The price of copper futures reached $5.16 per pound in the pre-opening hours of the COMEX on Wednesday. In after-hours trading the same evening, copper on the same contract was down to $4.80 per pound, demonstrating the type of volatility that has copper recyclers and traders on edge.
Copper’s price volatility this spring has scrap metal processors adjusting their scale prices on an ongoing basis in an effort to protect their margins when later selling their red metal grades.
The fluctuating price leaves long-distance copper and brass scrap buyers and sellers particularly vulnerable, giving advocates of hedging the opportunity to point out the technique is critical in the current climate.
One cross-border metals trader tells Recycling Today most buyers are committed to hedging, though one of the trader’s Asia-based customers locked in a price (for numerous loads) before the Wednesday plunge on the belief that copper’s price would keep rising this spring and summer. That buyer likely is now eyeing terminal prices with considerable nervousness.
Such optimism in the copper market is not hard to find and has been bolstered in part by a forecast undertaken by New York-based investment bank Goldman Sachs.
In late March, Goldman Sachs analysts raised their year-end forecast for copper’s price on the London Metal Exchange (LME) to $12,000 per metric ton, or $5.44 per pound. This Monday, LME copper’s cash settlement price reached $10,857 per metric ton, or $4.92 per pound, appearing to be on track to head toward the optimistic forecast.
That same forecast sees LME copper vaulting as high as $6.75 per pound in 2025. The bank has pointed to market fundamentals when making its forecast, including a global supply gap it says could reach 450,000 metric tons by the end of this year.

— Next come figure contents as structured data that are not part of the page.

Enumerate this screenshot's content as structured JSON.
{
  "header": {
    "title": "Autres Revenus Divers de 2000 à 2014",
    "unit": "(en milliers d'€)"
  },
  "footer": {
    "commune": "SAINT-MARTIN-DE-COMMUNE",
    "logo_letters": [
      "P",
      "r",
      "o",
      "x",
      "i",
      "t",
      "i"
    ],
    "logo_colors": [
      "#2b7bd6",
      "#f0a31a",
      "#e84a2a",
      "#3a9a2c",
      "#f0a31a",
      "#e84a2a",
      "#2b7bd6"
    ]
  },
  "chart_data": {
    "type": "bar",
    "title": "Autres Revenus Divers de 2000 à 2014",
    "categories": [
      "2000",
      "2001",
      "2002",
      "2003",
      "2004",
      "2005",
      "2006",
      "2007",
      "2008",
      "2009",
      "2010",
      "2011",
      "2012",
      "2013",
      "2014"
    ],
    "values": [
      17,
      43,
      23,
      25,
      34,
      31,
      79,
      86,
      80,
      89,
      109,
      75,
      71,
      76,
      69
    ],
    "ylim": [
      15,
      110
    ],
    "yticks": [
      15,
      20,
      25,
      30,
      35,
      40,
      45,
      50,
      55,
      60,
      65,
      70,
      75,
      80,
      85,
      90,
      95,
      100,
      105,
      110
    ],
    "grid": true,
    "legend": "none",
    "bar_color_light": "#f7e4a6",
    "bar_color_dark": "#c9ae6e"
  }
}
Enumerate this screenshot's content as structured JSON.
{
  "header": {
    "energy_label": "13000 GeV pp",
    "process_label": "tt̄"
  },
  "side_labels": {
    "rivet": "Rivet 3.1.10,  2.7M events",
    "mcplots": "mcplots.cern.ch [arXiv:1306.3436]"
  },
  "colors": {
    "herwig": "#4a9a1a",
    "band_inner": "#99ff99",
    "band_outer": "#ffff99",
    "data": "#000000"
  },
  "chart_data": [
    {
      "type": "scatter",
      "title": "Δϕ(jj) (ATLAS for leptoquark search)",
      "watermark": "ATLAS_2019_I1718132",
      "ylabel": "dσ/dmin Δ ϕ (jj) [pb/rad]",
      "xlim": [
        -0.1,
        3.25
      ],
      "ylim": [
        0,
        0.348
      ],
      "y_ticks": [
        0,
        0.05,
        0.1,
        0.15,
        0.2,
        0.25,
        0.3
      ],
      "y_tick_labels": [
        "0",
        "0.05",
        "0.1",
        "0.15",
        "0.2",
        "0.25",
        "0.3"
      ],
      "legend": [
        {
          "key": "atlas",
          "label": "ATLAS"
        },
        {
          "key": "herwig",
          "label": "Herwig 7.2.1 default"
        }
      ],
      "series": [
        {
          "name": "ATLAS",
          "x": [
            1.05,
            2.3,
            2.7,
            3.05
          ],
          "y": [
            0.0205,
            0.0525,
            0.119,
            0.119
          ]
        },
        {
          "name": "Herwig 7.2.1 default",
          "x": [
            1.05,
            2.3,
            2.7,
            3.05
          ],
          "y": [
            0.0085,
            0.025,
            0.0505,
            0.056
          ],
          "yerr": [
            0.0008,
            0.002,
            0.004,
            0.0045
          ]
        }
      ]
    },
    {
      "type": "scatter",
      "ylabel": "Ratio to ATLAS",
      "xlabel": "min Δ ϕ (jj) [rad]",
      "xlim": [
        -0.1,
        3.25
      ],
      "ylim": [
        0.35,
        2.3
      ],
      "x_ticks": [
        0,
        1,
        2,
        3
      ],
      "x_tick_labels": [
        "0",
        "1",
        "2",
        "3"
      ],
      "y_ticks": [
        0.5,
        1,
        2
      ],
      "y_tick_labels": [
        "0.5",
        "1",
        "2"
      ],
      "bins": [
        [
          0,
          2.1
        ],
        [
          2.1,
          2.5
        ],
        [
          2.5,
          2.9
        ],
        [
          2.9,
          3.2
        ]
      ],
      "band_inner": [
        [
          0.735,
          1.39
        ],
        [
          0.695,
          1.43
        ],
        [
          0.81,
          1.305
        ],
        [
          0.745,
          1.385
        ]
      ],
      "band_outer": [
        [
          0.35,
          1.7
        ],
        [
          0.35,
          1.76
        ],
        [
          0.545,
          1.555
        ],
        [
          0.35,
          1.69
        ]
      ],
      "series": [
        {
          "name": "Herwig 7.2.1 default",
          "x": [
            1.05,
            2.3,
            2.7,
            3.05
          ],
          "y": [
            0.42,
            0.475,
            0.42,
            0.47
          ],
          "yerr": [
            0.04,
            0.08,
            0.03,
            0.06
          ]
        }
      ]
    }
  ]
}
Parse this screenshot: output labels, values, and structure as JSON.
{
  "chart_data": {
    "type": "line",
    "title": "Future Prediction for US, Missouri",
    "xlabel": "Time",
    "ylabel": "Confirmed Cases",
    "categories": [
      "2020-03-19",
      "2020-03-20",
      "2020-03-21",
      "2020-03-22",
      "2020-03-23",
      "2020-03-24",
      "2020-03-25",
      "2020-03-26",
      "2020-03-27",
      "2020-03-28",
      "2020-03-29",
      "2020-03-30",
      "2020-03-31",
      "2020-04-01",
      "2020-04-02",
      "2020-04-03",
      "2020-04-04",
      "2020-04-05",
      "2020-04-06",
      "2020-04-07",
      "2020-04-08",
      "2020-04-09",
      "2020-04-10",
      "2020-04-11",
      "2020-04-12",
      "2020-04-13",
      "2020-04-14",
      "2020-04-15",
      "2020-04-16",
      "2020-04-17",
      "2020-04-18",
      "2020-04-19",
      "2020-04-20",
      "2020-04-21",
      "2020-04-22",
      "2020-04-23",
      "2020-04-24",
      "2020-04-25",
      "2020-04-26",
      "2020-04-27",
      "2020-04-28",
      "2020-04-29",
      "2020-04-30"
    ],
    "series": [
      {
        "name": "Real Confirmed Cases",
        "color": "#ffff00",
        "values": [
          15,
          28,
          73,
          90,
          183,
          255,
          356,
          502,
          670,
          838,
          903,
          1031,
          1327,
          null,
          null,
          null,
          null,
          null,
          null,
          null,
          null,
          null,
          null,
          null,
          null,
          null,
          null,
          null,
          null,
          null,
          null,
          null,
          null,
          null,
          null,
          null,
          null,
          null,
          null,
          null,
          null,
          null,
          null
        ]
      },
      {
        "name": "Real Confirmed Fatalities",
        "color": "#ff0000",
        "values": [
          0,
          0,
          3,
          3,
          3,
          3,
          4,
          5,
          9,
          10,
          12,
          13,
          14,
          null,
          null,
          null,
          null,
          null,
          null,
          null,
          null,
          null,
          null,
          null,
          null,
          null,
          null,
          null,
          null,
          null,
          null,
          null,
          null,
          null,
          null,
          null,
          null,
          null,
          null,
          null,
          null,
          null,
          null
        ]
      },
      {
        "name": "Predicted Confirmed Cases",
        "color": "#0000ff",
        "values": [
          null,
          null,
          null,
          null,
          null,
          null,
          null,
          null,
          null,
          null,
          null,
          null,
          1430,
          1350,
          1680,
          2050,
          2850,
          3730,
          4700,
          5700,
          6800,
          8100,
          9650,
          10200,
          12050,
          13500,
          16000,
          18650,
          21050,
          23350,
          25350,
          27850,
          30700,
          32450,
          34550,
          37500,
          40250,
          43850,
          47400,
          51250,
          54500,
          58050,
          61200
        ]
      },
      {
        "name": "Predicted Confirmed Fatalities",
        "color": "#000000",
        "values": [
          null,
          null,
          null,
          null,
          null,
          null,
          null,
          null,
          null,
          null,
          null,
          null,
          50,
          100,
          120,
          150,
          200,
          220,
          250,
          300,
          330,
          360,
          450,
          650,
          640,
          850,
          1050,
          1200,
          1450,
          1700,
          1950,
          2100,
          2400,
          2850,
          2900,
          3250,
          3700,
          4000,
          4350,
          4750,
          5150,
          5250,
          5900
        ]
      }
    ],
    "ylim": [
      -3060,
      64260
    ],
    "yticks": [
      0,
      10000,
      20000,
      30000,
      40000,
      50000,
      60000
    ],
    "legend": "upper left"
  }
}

In the interim, however, questions about the role of financial speculation in the copper market have grown in volume. Traders need only look back two years to recall the role short selling and counter short squeezes played in thoroughly disrupting the LME nickel market.
Last week, a Reuters report went beyond saying such speculation was possible and identified companies, including Singapore-based Trafigura and Switzerland-based IXM, as among those involved in a high-stakes short-selling jousting competition.
Trying to determine how much the price of copper reflects the metal’s current and forecasted supply and demand fundamentals and how much is attributable to financial speculation has been a leading topic of discussion for commodity market analysts.
New York-based red metals analyst John Gross, in his May 17 edition of The Copper Journal Weekly Report, casts his vote with speculation as the leading cause of the spring 2024 price surge.
“To our way of thinking, the volatility in copper and other metals is the result of massive speculation, whereby buying begets buying until it simply runs out of steam,” Gross writes. “We’ve been here many times before, and the story always ends in tears.”
In a May 20 report, Andy Home, a veteran commodities reporter for Reuters, says the speculation involving Trafigura and IMX “has added fuel to a rally that has driven the copper price up by 27 percent since January and reinforced a bull narrative of a market caught between constrained supply and green demand boom.”
Beyond the U.S. and London terminal markets and affiliated warehouses, however, Home questions whether the world genuinely faces a copper shortage this year or next.
“Not everyone is short of copper,” he writes. “China, the world’s largest buyer, has plenty of the stuff.” He says that circumstance is “a useful reminder the world hasn’t run out of copper just yet.”
At the end of this March, Home says, warehouses tied to the world’s trading exchanges (COMEX, the LME and the Shanghai Futures Exchange, or SHFE) held more than 490,000 metric tons of copper, which Home says is “the highest monthly level since August 2021.”
Much of that, he notes, is in the hands of SHFE participants.
“Assuming traders can shift copper to CME warehouses and rebuild depleted stocks,” that circumstance would “leave [a] far larger disconnect between price and supply chain reality," Home says.